TENÍA QUE ENCONTRARLE EN UN POEMA
Salió de no sé dónde. Iba descalzo, con la cara tiznada como entonces, el aire de un pirata diminuto, la sonrisa torcida y en los ojos intacta la malicia. Pudo reconocerme a pesar de las grietas en mi cara, a pesar de mi aspecto improcedente, de mi disfraz de adulto, mi voz grave. «¿Dónde estabas? —me dijo—. Este verano te echábamos de menos. Junto al río he encontrado los restos de un naufragio. Ven a cavar conmigo. En la otra orilla nos vigilan jinetes emboscados.» Tuve que convencerle de que no, que sólo estaba allí por un azar. —¿Cómo iba a irme con él con esta facha, con este cuerpo enorme y perezoso?—. Allí nos despedimos, no sin antes enviarle recuerdos para todos. Lo dejé en su verano inagotable.
AL FONDO DE LA ESCENA
He cruzado el umbral. Estoy en casa. Después del frío, el viento y los veranos he venido. Saludo a los objetos con un suspiro grave y respetuoso. La sala decorada con flores que parecen desplomarse carnívoras sobre los comensales. He ocupado mi silla. Alguien comenta el precio escaso de la vida humana en un país remoto y las noticias dejan caer promesas de un futuro que merezca la pena. La mujer me sirve una sonrisa. El hombre habla con ella como quien acaricia un sueño que se hiciera cotidiano. Bajo el mantel los niños se pelean. La sal. El pan. La mesa como siempre: cada cual en su sitio, absorto en la tarea de ser el personaje que la trama dispone. Así, ya ves, somos felices. Ignoramos que un día la ausencia de la madre, esa silla vacía, inconcebible, hará que el niño aquél —al fondo de la escena— escriba estas palabras.

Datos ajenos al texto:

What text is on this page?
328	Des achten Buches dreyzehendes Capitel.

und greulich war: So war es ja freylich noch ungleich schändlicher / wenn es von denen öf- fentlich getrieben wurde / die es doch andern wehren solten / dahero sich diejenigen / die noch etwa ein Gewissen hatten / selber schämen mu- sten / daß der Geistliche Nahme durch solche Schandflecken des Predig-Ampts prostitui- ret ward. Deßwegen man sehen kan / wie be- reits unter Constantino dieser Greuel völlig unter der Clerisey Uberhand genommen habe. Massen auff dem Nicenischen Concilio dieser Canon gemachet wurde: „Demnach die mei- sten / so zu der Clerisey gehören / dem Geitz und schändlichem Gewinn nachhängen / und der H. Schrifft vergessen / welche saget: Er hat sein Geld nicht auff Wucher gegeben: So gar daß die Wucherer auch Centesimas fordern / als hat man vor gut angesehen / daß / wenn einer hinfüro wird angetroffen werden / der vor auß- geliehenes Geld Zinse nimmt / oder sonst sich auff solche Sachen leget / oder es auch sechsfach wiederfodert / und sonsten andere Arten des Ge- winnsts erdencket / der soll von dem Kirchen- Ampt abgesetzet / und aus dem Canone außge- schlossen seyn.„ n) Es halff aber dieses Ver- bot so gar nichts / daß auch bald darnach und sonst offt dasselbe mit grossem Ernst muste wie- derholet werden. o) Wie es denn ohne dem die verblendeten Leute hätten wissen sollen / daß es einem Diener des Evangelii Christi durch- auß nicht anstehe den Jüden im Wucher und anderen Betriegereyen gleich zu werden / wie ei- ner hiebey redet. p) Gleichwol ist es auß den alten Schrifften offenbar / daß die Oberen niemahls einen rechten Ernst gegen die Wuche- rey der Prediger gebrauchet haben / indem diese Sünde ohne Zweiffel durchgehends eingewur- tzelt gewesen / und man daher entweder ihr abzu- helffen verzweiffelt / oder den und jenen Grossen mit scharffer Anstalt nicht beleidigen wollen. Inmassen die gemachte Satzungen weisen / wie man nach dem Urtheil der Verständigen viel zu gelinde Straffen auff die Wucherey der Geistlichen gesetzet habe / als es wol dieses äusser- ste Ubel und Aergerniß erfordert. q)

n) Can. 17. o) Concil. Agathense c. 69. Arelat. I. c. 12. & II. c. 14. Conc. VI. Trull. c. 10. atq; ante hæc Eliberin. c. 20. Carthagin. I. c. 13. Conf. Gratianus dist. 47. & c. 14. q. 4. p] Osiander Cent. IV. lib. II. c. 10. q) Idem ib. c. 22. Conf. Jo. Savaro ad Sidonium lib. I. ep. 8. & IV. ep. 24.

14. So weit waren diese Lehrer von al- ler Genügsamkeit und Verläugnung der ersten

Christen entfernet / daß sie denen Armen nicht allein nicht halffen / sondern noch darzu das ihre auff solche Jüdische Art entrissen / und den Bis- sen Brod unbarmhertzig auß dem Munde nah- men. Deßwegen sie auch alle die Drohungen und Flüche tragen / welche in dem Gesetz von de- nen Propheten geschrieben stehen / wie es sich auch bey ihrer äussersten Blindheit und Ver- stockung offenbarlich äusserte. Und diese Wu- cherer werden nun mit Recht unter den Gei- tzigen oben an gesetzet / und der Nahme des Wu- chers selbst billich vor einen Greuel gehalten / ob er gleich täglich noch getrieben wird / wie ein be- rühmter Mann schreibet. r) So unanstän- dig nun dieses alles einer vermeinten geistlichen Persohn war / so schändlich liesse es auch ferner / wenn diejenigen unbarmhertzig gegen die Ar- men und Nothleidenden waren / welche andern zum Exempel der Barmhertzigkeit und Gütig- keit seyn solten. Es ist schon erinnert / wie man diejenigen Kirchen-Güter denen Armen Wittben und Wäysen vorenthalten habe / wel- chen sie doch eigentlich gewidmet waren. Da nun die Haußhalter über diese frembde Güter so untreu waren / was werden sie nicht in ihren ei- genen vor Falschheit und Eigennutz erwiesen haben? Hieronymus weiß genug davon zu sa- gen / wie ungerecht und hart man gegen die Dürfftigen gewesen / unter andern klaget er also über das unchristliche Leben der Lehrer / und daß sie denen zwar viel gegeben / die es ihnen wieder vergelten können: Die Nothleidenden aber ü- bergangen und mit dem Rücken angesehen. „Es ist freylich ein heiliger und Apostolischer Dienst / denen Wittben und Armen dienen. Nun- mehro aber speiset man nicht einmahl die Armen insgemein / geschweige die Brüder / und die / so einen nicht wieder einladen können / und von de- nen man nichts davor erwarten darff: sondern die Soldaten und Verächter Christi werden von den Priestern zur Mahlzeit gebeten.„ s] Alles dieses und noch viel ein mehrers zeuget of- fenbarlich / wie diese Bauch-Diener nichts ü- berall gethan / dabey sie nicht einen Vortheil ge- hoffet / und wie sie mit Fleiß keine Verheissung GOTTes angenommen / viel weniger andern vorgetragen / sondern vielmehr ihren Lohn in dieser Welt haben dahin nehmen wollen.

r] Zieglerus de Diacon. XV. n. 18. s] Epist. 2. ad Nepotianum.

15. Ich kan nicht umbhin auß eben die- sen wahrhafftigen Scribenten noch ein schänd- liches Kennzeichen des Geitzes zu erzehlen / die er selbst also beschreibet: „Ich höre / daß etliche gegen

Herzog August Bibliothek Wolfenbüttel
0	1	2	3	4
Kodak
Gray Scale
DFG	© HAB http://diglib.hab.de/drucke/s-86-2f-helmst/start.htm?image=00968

LA TRISTEZA SE LLAMA SINSENTIDO
La tristeza se llama sinsentido, se llama no sé adónde conduce esta escalera interminable, se llama ya no hay llave, quizá no la hubo nunca, se llama llega tarde, se acaban de agotar todos los plazos.
La tristeza no avisa por teléfono, ni siquiera llama al timbre antes de entrar, te coge con el traje o el pijama, te coge acompañado y entonces hay que huir, te coge solo, entonces... ¿a quién llamas?
Es imposible verle la cara a la tristeza. Huele a cerrado. Es áspera su voz. Besa como lo haría un muñeco de cera. Cuando llega su hora se levanta, se va como llegó pues la tristeza se llama sinsentido.
NO SE TRATA DE UN JUEGO
No se trata de un juego. Estoy perdido en anónimas calles de una ciudad desconocida. Voy buscando a un hombre que huye tras mis pasos, su voz, su gesto grave, su silueta confundiéndose, lejos, entre la multitud.
Sé que lo acosaré con la mirada, sé que se ocultará a mis tristes ojos, que dejará un reguero de piezas inconexas, una casa en el campo, la sombra de una encina, la risa de su madre al despertarle un domingo, las chicas, confidencias al calor de la hoguera, el corazón como el pájaro herido que vacila: sonrisas que ya no, gestos de viento disipándose al tacto como estrellas fugaces.
Alzo la mano. Estoy a punto de tocarle tan despacio, tan cortina de niebla estremecida, tan infinitamente cerca, aquí, debajo de mi voz, en el espacio que media entre la espada y la pared.
Al descubrir su cara lo comprendo. Yo soy mi cazador, yo soy la presa; yo soy quien me sonríe en la penumbra. Nos separa un papel y sin embargo no podré cruzar nunca ese desierto.
Así suena la voz cuando se vuelca en tinta. Así las diminutas raíces en secreto, el rugido del claxon y las enredaderas, las casas a lo lejos, la piel a la intemperie, la serpiente de luz que abraza las esquinas, el pentagrama en blanco donde aguarda el amor.
En la página quedan, tierra de nadie, paso fronterizo entre los calendarios, las normas, la razón, sus redes invisibles, y la dulce acrobacia del deseo.